Figure 5 shows the reproducibility of hydrodynamic delivery to the liver and an example of the distribution of cells that take up transgenic DNA for expression in the liver. The efficiency of delivery to liver varies about tenfold from mouse to mouse as measured by expression of luciferase from a transposon-containing plasmid 24 h after injection (Fig. 5a). The duration of transposition following hydrodynamic delivery to the liver appears to be relatively short, ∼3−4 d if a short-duration promoter like the CMV promoter is used to direct transcription of transposase⁷⁷. Within the first day, as many as 40%, but more often 10−20% of hepatocytes (Fig. 5b and c)takeup ∼100 transposon-containing plasmids each¹⁶ but only express those which are able to enter the nucleus for transcription. In ∼1−5% of cells, a transposition event occurs that moves the transposon into a mouse chromosome^16,40,43. After ∼2−4 weeks, Southern blots indicate that there is <1 copy of transgenic DNA per liver cell¹⁸. Thus, of the 10¹² injected transposons, we estimate that ∼10⁶ (10⁻⁴%) actually integrate into liver cells, which in mice can be sufficient to treat diseases effectively such as hemophilia and lessen the effects of other diseases such as lysosomal storage disorders. The retention of plasmids may be dependent on their CpG contents and the strain of mouse.

Figure 8 shows examples of two mice imaged 1 d after hydrodynamic injection. A hybrid CMV/β-actin promoter was used to regulate expression of the firefly luciferase gene. The bioluminescence imaging allows estimation of luciferase gene delivery in vivo.

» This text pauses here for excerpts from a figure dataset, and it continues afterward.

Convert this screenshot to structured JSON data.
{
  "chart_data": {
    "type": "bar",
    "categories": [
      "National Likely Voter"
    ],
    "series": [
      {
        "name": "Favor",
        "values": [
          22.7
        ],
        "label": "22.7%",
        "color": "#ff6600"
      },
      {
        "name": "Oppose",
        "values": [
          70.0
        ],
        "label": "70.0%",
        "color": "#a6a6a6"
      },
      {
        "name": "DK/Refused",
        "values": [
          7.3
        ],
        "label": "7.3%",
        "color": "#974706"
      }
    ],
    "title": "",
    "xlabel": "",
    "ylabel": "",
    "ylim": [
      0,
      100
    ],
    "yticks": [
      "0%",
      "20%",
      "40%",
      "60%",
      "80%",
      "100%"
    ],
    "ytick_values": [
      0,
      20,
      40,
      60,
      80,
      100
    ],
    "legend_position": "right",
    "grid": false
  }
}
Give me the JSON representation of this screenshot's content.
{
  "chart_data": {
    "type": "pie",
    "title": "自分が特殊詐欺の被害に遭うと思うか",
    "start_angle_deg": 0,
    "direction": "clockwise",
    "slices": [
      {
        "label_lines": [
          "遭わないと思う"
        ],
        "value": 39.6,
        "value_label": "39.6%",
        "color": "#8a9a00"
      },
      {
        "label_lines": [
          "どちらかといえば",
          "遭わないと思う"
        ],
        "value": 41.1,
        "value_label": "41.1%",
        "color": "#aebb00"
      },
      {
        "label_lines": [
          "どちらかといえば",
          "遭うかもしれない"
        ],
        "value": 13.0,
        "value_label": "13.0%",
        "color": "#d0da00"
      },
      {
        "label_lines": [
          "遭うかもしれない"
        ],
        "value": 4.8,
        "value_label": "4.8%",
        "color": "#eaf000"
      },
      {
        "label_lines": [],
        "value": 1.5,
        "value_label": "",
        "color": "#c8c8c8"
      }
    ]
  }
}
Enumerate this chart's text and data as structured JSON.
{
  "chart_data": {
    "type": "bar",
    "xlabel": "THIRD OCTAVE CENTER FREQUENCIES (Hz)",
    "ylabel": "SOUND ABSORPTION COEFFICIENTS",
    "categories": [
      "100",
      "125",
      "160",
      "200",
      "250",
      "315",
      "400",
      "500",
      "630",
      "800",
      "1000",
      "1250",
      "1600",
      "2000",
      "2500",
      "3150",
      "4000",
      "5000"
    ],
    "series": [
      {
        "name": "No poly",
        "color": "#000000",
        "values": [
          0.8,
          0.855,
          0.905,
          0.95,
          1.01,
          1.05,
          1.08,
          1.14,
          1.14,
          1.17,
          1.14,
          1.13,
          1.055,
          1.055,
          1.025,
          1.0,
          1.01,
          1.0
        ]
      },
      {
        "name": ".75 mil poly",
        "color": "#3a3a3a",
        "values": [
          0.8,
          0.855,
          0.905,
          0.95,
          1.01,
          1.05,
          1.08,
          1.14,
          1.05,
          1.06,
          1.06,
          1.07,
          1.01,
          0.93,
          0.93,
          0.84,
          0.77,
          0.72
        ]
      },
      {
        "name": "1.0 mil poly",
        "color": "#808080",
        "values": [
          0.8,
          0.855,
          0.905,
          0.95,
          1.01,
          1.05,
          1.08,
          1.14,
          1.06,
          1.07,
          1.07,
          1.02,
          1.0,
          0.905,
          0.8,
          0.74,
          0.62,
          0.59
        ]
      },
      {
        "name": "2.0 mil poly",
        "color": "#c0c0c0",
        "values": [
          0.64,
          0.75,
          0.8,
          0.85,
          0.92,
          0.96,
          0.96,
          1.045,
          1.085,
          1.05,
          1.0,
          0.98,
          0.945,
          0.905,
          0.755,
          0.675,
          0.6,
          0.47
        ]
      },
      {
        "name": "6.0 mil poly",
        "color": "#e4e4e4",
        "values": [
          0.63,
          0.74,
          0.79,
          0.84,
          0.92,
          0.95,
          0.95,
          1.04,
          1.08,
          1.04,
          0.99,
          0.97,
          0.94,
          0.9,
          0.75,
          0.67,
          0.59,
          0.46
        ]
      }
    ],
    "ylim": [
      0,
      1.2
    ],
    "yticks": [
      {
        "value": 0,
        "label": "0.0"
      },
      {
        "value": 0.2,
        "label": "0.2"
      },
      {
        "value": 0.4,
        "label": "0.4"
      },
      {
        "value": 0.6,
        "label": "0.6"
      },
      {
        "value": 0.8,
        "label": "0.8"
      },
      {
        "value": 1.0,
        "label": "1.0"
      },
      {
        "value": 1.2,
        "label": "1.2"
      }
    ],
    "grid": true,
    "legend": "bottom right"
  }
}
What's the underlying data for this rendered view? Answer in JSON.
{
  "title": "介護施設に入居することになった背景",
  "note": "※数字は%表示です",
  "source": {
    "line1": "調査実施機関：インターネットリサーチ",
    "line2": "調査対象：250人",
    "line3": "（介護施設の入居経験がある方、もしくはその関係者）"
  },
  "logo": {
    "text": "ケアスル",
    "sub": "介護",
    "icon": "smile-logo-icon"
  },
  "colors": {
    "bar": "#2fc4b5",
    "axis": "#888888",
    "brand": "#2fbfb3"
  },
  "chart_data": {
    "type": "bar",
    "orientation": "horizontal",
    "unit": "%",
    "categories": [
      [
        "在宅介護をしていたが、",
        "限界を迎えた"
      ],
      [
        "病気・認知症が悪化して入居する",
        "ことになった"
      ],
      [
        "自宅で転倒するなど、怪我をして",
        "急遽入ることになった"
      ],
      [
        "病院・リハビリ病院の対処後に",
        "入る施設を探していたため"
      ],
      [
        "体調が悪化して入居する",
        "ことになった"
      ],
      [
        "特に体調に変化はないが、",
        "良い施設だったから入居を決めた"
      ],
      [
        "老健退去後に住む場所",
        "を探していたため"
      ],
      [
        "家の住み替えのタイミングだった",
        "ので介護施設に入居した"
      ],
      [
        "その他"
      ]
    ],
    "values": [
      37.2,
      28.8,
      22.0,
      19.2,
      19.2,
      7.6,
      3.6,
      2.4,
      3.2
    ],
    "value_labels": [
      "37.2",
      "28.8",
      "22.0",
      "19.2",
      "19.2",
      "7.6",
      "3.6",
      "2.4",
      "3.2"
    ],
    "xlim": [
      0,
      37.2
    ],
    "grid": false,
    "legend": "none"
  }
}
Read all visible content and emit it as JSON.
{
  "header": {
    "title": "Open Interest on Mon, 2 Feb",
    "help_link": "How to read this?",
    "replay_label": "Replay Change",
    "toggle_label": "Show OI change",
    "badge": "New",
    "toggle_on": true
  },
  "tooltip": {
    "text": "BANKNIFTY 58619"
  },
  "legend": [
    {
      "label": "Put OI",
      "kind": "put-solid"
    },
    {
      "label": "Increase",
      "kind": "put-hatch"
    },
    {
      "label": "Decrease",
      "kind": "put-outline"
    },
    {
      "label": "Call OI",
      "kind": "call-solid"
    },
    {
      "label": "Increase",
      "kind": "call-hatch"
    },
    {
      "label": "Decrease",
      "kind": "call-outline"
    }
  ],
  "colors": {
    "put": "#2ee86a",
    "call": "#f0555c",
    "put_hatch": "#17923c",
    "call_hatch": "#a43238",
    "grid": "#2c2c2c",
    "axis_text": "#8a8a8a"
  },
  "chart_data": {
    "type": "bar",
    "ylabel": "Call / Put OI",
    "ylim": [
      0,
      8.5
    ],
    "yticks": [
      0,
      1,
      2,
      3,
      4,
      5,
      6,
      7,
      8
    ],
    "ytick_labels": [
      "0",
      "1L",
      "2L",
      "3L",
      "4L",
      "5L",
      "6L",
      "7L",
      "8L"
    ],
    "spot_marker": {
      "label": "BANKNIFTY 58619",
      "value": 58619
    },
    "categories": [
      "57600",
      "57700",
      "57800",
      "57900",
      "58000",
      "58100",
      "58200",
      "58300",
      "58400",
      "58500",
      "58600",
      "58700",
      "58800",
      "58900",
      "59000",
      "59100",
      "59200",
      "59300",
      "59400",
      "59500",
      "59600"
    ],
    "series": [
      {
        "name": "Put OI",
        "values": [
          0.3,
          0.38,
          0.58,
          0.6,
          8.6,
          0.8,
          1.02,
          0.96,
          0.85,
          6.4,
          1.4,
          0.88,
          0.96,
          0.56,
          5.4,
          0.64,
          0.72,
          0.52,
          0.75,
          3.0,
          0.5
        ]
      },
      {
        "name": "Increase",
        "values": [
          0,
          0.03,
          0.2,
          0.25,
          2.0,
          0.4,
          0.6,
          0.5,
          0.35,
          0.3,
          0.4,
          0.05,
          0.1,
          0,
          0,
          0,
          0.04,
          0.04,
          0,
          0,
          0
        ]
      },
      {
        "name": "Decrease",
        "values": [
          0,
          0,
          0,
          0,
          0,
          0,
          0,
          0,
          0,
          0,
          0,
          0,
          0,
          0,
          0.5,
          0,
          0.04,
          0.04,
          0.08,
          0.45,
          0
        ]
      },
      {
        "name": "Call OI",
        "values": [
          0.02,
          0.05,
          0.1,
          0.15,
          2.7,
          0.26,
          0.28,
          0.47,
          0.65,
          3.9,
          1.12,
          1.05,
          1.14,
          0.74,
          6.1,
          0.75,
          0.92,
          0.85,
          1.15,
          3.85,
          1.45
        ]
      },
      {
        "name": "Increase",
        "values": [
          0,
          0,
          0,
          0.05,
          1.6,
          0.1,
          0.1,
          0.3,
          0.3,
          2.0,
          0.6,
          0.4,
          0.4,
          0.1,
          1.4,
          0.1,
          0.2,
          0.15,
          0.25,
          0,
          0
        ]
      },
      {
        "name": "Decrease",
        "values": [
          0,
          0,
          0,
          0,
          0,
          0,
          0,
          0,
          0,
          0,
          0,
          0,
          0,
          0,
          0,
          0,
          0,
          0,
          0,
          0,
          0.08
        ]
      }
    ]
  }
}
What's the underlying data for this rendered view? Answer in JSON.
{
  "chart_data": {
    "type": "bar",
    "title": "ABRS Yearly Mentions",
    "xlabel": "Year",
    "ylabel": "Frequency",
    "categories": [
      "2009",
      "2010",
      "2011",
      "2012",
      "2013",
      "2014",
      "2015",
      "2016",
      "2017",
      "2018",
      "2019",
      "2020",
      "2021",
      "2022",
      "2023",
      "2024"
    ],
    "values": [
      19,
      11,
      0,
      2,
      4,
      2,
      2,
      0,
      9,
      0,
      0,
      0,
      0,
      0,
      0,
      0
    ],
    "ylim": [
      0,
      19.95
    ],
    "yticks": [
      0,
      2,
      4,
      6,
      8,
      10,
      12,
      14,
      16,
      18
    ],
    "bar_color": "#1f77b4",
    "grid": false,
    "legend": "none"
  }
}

Figure 9 shows the first reported example of hydrodynamic delivery of the SB system into mice⁴⁰. In this example, the human Factor IX gene (hFIX) behind an EF1α promoter was delivered with either a functional SB10 transposase or the inactive mutant form in cis. Expression of hFIX at therapeutic levels was achieved over the lifetime of the mice when functional transposase was co-delivered but not when the mutant transposase was delivered.

Figure 9.

Example of long-term gene expression following hydrodynamic delivery into mice. Results of delivery of the human clotting Factor IX (hFIX) gene in a Sleeping Beauty (SB) transposon into FIX-deficient mice. Long-term expression depended on the presence of a functional transposase (SB10 regulated by a cytomegalovirus (CMV) promoter). The top portion of the figure shows the constructs delivered in cis. The graphs show the levels of hFIX in the mice as a function of time after hydrodynamic injection relative to normal enzyme amounts (therapeutic level). This figure is adapted from Figure 4 of Yant et al. (2000)⁴⁰.